Мне надо было вдуматься в значение ее слов, вчувствоваться в их тон, многое пошло бы тогда по-другому. Но к нам приблизились Лусин и Труб, было не до взбалмошных женщин. Лусин со слезами на глазах пожал мне руку, старый ангел мощно сжал меня черными крыльями. Рецепты бессмертия, усердно внедряемые у нас галактами, так же мало помогают моим друзьям, как и мне. Лусин держится молодцом, в его суховатом теле слишком много жил и костей и слишком мало мяса, — такие долго не дряхлеют. А Труб выглядит стариком. Никогда не думал, что может быть такая красивая старость, такое, я бы сказал, мощное одряхление. Я с нежностью выговариваю эти противоречащие одно другому слова «мощное» и «одряхление», я с болью вижу погибшего Труба, как если бы он снова стоял передо мной, каким появился на траурной церемонии, — огромный, чернокрылый, с густой, совершенно седой шевелюрой, с густыми, совершенно седыми бакенбардами…
— Горе! — с тоской выговорил Лусин. — Такое горе, Эли!
— Кругом были враги! — прорычал Труб. — Аллан и Леонид научно исследовали загадочные явления, а надо было сражаться! Ты бы воевал, Эли, я уверен! Жаль, меня не было! Я бы кое-что преподал им из опыта сражений на Третьей планете!

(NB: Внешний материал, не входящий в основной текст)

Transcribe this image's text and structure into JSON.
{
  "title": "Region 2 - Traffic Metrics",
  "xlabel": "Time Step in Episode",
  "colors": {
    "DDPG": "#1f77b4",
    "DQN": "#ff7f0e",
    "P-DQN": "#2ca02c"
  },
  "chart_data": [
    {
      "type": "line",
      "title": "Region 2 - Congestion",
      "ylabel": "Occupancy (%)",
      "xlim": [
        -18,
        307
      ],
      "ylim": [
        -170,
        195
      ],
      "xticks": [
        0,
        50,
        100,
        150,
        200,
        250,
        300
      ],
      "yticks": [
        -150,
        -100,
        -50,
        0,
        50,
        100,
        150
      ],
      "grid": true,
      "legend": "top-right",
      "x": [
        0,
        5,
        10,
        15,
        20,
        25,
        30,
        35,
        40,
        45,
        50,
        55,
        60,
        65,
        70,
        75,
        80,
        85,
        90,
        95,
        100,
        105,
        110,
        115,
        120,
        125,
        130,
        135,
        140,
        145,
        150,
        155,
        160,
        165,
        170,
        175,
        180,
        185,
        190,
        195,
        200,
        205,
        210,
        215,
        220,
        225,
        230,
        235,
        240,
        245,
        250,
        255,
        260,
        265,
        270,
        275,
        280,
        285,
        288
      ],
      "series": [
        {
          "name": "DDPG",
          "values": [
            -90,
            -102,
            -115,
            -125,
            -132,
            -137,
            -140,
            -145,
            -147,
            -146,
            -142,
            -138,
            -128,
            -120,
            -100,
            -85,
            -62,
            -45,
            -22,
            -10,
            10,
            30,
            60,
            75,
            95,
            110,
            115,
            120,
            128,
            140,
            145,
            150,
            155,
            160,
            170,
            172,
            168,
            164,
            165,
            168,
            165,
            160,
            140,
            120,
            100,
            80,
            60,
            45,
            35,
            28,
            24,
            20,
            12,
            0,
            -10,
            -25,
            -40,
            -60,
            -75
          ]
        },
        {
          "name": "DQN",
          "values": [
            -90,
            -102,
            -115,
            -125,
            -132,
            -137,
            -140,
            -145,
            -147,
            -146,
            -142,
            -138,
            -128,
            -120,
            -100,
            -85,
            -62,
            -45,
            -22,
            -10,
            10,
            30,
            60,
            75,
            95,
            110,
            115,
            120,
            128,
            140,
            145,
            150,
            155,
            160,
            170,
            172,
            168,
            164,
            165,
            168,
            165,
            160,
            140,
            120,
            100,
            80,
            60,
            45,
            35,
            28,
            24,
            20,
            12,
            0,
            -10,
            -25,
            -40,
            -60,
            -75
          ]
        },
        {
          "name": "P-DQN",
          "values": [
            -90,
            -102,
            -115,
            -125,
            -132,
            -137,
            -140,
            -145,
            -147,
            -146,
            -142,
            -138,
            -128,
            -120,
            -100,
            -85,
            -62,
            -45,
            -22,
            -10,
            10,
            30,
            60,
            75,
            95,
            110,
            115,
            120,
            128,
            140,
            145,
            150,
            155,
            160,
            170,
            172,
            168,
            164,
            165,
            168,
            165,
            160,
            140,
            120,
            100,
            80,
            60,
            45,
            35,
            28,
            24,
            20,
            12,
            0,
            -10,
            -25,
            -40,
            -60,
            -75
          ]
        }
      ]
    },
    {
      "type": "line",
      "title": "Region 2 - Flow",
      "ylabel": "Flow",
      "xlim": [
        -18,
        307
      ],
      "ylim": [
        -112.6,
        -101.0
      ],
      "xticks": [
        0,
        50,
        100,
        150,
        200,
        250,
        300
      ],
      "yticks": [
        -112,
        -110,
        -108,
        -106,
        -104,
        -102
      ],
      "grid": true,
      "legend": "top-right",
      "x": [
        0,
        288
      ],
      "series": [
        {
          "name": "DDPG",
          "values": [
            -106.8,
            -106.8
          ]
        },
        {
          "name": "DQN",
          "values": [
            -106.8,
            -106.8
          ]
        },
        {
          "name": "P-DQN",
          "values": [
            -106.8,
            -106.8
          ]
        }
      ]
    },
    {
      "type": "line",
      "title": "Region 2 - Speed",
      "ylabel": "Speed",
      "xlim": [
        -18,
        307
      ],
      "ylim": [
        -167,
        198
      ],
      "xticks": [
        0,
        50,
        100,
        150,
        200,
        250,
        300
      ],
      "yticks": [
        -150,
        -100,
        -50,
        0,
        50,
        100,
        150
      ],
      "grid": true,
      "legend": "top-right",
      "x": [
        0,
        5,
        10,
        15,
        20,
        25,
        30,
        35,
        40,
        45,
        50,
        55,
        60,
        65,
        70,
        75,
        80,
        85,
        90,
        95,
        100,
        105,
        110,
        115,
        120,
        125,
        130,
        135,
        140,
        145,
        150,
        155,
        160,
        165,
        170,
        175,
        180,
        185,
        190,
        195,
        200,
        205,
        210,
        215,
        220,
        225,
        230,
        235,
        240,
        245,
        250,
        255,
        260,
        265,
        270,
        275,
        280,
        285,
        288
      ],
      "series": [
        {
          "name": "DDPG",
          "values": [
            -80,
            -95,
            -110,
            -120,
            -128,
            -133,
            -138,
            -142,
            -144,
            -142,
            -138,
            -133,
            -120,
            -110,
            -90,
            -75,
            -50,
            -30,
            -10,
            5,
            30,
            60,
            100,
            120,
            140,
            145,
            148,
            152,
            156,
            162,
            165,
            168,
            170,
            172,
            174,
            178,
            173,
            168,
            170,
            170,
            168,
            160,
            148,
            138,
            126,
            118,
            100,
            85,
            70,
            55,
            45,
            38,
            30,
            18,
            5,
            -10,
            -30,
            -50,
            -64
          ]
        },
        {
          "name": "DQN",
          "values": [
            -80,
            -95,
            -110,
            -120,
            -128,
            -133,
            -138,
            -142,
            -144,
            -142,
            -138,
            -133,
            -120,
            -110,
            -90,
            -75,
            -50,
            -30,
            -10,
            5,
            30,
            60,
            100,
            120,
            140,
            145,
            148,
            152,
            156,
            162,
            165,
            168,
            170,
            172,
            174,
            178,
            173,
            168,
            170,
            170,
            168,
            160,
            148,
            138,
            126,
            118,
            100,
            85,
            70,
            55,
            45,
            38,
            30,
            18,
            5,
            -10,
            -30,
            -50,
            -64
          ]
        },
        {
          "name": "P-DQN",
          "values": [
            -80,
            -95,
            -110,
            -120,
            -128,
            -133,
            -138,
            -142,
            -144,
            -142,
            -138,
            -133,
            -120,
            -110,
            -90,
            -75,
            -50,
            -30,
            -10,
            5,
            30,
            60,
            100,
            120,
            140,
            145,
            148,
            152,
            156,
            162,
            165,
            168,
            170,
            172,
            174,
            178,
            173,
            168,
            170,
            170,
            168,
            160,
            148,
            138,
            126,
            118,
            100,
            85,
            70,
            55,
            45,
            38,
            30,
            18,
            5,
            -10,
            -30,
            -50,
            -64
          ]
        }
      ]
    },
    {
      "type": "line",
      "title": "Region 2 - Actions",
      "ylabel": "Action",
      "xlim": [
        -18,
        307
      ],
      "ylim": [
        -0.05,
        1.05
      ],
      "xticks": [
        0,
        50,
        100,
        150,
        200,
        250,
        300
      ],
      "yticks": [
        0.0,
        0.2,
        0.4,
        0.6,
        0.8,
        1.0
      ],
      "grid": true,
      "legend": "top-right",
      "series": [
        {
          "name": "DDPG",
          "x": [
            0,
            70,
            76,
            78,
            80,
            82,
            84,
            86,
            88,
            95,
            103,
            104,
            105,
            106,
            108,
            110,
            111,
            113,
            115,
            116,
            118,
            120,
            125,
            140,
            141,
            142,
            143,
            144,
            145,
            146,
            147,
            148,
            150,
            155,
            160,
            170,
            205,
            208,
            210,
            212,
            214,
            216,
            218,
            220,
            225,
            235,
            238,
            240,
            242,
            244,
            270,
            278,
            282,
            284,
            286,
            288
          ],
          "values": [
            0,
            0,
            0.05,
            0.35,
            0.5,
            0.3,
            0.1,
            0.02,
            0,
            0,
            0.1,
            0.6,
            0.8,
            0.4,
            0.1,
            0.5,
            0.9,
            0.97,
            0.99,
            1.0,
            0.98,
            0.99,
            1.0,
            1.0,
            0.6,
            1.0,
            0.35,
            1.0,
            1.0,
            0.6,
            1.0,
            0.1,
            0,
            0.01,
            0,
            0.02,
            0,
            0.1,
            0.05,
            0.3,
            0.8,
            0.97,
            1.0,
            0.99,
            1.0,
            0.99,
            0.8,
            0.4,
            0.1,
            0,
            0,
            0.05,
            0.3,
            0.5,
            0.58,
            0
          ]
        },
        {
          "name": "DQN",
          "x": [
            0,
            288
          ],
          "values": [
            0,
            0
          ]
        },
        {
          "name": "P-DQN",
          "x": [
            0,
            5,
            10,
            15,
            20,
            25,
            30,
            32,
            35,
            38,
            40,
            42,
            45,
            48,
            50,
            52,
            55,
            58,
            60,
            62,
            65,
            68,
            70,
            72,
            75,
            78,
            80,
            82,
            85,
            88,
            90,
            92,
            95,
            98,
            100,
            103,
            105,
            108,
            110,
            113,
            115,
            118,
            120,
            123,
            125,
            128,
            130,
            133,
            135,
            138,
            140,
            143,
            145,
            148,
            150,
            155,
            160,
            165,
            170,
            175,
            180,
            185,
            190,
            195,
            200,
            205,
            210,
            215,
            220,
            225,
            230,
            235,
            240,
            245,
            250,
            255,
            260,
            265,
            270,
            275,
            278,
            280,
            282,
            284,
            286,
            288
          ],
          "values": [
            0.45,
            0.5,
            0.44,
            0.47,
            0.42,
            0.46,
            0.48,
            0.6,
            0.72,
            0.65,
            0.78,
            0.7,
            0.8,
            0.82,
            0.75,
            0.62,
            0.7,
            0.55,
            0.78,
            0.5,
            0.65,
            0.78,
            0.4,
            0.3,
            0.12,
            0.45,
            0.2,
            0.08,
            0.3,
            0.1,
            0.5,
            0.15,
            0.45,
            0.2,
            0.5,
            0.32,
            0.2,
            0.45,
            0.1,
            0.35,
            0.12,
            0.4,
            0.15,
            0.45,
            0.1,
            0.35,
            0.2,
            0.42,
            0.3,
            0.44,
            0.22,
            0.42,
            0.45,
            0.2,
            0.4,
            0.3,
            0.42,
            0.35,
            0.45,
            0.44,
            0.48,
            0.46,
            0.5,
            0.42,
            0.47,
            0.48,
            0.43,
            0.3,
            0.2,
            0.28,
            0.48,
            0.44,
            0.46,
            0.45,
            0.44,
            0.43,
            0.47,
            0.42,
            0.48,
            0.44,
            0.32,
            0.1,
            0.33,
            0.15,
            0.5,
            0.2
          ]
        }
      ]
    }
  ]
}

К нам подошли Орлан и Граций. Когда они оба появляются на планетах, где имеются люди, они ходят только вместе. В этом есть какая-то трогательная наивность — галакт и разрушитель демонстрируют, что жестокая вражда, миллионы лет назад разделившая их народы, нынче сменилась горячей дружбой. Я по-старому назвал Орлана разрушителем, хотя теперь им присвоено название «демиурги», и они очень гордятся новым названием, означающим что-то вроде механика или строителя, — в общем, творца, а не разрушителя. Словечко «демиург», конечно, точно выражает роль бывших разрушителей в нашем Звездном Союзе, но не думаю, чтобы выставляемая напоказ дружба легко давалась Орлану и Грацию, особенно галакту. Астропсихологи утверждают, что как людям не привить любви к дурным запахам, так и галактов не приучить быть терпимыми к искусственным органам и тканям, а демиурги только сменили наименование, но отнюдь не структуру тела, где полно искусственных органов и тканей.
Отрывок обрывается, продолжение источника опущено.